Introduction
The concept of optimization revolves around the basic block. Block Optimization does not involve changes in computational results from the set of operations.

The two different scenarios of Block Optimization are as given below
- Structure-Preserving Transformations
- Algebraic Transformations
Also See, Top Down Parsing
Structure-Preserving Transformations
The Structure-Preserving Transformations in basic Block Optimization include
- Elimination of common sub-expression
- Elimination of Dead Code
- Renaming the temporary variables
- Interchanging two adjacent independent statements
Elimination of Common Sub-Expression
In this elimination technique, there is no need to repeatedly compute the same sequence expression. When the same expression is repeated, the previous computation evaluates the result.
A sequence of expressions is taken as follows:
w: x+y
x: w-z
y: x+y
z: w-z
In the above series of expressions, the second and fourth expressions compute the same results. Hence they can be written as:
w: x+y
x: w-z
y: x+y
z: x
Elimination of Dead Code
- The situation arises when the source program contains many dead codes.

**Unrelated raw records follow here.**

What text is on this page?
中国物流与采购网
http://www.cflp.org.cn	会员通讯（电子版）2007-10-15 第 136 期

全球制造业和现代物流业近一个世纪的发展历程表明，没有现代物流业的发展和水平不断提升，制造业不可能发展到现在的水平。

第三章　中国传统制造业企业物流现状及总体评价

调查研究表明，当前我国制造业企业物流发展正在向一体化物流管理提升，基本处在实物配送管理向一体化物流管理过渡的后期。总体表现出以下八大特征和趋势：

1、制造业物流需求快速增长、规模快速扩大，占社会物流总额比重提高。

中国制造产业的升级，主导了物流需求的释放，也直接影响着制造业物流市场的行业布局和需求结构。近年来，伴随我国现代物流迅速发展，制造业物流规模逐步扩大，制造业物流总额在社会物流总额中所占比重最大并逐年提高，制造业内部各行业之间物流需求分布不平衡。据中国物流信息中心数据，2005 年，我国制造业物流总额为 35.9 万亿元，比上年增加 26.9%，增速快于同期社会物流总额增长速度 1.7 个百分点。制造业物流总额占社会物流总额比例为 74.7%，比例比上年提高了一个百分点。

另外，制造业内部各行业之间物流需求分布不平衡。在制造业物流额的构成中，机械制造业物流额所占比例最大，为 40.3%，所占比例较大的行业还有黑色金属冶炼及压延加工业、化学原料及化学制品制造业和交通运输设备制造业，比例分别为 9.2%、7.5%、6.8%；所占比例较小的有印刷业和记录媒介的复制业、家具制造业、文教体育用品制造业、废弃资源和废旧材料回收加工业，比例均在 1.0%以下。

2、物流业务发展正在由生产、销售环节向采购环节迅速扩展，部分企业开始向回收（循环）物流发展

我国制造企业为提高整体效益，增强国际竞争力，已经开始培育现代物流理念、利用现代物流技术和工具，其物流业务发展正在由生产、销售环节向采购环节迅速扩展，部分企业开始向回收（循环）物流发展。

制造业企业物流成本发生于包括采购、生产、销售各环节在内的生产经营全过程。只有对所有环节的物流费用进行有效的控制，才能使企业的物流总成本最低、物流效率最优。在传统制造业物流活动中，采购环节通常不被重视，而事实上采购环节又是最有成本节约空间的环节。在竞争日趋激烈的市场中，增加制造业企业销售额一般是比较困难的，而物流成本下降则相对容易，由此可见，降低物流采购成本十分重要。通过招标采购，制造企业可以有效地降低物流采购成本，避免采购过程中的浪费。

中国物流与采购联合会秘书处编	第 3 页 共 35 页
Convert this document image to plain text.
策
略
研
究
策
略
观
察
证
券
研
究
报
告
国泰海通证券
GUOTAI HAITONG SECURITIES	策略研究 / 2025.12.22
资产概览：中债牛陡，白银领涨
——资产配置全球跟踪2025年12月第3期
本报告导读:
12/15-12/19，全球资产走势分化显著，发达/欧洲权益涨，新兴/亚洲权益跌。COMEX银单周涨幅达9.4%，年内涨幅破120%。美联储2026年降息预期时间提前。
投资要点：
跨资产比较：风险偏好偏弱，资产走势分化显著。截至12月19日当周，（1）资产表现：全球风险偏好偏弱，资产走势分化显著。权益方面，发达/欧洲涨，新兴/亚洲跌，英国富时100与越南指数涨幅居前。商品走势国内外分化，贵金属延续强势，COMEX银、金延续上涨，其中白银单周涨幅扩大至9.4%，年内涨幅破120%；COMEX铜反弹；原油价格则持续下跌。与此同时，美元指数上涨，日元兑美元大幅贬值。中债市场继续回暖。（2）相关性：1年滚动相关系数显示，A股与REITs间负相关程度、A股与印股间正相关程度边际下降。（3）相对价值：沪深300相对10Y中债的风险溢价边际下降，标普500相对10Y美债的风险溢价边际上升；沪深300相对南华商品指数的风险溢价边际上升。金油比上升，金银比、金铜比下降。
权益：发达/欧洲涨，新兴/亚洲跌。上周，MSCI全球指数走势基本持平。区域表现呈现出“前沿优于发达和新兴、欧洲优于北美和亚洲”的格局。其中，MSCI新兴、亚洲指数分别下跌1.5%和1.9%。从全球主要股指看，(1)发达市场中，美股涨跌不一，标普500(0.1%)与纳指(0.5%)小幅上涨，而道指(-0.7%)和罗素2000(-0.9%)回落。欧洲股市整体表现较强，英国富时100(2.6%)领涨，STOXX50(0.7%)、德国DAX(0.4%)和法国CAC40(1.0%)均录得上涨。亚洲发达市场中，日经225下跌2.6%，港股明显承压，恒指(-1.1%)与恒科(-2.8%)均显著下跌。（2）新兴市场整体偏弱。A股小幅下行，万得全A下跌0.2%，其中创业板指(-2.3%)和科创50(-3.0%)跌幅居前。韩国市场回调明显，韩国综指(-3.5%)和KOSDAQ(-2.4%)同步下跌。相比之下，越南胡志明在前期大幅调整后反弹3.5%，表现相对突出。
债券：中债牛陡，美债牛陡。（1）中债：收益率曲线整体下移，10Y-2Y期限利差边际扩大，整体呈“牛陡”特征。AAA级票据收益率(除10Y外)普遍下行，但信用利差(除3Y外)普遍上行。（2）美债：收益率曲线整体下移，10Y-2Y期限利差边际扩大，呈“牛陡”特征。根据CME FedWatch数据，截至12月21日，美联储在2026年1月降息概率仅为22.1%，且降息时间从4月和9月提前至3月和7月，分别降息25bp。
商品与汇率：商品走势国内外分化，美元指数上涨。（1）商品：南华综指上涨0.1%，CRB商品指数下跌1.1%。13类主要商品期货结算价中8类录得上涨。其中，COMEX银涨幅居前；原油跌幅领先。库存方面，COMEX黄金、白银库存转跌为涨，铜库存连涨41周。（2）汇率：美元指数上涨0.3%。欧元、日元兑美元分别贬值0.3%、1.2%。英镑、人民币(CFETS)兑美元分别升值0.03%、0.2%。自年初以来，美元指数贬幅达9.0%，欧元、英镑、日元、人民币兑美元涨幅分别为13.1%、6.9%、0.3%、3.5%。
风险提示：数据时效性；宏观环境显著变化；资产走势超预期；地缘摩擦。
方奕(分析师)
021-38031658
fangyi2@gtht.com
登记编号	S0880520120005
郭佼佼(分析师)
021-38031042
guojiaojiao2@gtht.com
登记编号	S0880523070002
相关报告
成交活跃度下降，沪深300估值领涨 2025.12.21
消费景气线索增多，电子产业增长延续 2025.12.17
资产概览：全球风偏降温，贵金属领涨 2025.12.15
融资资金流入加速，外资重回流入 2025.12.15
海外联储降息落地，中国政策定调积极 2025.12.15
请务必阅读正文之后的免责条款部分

- The code does not work for future consequences once declared and defined.
- Let us consider the expression a:= b + c, where b is a dead symbol and does not serve future consequences. Then b can be eliminated safely.
Renaming the Temporary Variables
Let us consider the expression a:= b+c can be renamed as d:= b+c where
a = temporary variable
d = new temporary variable
Every expression of a can be replaced by d without changing basic block optimization.
Interchanging Two Adjacent Independent Statements
Let us consider two adjacent statements
a:= b+c
d:= e+f
The values a and d are interchangeable as the two expressions are not dependent on each other.